JUST call it the £5.5billion transfer window. That is the eye-watering amount that Premier League clubs will bank from next year when the next tranche of domestic and international TV deals kick in.
And it is a slice of that staggering windfall that any relegated team is putting in jeopardy if they fail to pull their bootstraps up in the New Year.
Don’t think that hasn’t come into the reckoning in the St James’ Park boardroom as owner Mike Ashley prepares to loosen the purse strings to bring in a few stars capable of shaking up this flatlining season.
The Newcastle owner may have sanctioned spending in the January transfer window, but nothing at United happens without some sort of financial logic behind it. And this time, it is the game-changing amount that the club might miss out on if they are dragged into a relegation battle that they are ill-equipped for.
To put it in some sort of context – from 2013-14 the Premier League’s bottom club is guaranteed at least £60million. The winners of the league are in line for £100million, sums that dwarf what is on offer to anyone trying to climb out of the Championship.

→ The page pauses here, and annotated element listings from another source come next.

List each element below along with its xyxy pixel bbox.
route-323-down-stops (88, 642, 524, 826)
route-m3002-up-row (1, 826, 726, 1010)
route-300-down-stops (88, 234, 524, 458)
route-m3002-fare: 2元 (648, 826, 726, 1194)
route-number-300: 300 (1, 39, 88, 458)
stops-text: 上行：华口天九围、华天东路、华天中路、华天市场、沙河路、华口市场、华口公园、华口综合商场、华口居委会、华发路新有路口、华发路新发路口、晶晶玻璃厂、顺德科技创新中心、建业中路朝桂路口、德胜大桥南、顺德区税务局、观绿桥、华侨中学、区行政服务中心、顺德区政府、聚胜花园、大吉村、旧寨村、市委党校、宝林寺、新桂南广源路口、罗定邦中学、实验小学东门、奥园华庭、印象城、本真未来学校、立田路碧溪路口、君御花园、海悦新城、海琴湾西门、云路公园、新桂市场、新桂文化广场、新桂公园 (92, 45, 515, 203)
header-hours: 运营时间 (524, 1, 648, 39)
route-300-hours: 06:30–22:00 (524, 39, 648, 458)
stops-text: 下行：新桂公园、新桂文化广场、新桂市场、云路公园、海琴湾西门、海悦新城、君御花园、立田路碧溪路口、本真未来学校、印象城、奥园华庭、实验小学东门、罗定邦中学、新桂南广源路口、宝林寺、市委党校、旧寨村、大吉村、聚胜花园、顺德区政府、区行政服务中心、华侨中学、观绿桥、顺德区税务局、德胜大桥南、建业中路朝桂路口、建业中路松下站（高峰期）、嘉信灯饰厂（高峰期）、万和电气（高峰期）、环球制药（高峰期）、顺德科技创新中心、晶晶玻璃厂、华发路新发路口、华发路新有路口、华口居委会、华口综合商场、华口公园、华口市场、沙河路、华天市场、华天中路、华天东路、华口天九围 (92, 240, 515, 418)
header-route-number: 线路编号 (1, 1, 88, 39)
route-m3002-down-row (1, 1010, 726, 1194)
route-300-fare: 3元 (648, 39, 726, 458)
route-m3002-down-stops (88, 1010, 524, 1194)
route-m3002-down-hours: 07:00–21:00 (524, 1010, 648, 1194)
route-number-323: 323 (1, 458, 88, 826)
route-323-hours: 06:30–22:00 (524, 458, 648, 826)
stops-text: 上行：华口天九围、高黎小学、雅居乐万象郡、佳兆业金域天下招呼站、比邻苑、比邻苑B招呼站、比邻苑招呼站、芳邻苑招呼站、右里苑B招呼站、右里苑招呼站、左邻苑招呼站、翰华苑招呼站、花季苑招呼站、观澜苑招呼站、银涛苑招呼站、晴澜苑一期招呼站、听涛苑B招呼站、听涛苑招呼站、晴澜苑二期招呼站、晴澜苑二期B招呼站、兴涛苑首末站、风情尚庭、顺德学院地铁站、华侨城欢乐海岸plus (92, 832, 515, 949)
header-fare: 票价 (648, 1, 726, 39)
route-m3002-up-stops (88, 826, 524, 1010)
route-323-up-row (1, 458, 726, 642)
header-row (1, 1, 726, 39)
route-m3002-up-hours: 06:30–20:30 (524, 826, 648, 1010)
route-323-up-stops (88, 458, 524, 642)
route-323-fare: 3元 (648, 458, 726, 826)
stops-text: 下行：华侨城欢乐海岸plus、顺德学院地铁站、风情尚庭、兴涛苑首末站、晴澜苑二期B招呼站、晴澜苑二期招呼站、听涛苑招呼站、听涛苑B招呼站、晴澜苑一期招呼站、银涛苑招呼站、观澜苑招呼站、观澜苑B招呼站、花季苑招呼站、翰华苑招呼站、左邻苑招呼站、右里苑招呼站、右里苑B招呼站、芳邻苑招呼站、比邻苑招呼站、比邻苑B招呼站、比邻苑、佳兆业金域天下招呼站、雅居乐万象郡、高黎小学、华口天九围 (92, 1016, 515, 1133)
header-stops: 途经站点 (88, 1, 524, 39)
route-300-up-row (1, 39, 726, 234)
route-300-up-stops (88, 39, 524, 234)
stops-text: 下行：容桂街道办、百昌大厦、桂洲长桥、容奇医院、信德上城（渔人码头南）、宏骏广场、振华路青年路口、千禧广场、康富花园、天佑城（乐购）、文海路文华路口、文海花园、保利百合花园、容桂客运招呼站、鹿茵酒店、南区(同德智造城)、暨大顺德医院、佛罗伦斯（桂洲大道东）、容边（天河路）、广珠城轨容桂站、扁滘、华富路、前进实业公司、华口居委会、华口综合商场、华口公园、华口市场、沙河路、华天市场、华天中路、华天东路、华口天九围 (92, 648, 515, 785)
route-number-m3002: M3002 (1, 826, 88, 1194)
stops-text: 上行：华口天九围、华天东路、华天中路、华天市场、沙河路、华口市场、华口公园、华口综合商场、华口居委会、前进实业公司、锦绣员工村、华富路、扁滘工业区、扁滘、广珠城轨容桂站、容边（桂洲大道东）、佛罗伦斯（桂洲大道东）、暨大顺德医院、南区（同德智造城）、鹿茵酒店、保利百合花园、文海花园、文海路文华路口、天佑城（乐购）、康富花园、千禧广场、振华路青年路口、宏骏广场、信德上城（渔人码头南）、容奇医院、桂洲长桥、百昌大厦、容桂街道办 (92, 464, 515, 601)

There are, of course, parachute payments to protect relegated clubs, but they are not unlimited. It is easier to act now and preserve your status in the Premier League than play the second-tier lottery and try to achieve promotion with the clock ticking.
Against this backdrop, it is no wonder that 18 of the Premier League’s 20 managers have expressed a desire to spend money in January. The other two are Andre Villas-Boas, who was brought in with the express intention of ending the churning of players that Harry Redknapp oversaw at Tottenham and Sir Alex Ferguson, whose Manchester United look very comfortable at the top of the Premier League.
Of the rest, recruitment is firmly on the agenda. The idea seems to be that you can change the course of a season with a good January and the evidence would back up that assertion.
Last year, Newcastle made one addition in the shape of Papiss Cissé and it provided the impetus that propelled them towards the Champions League places. But it was an opportunist swoop by the club, who had heard a whisper that the player was bound for Fulham and already travelling to England for talks.
They spied Freiburg’s predicament and launched a counter offer that landed their man for £4million less than the club had demanded in the summer. His worth immediately eclipsed the £9million they paid – and it went on a sharp upwards curve in the following three months.
As a method of doing business, it was pretty much Newcastle’s dream transfer, and they have been trying to replicate it ever since.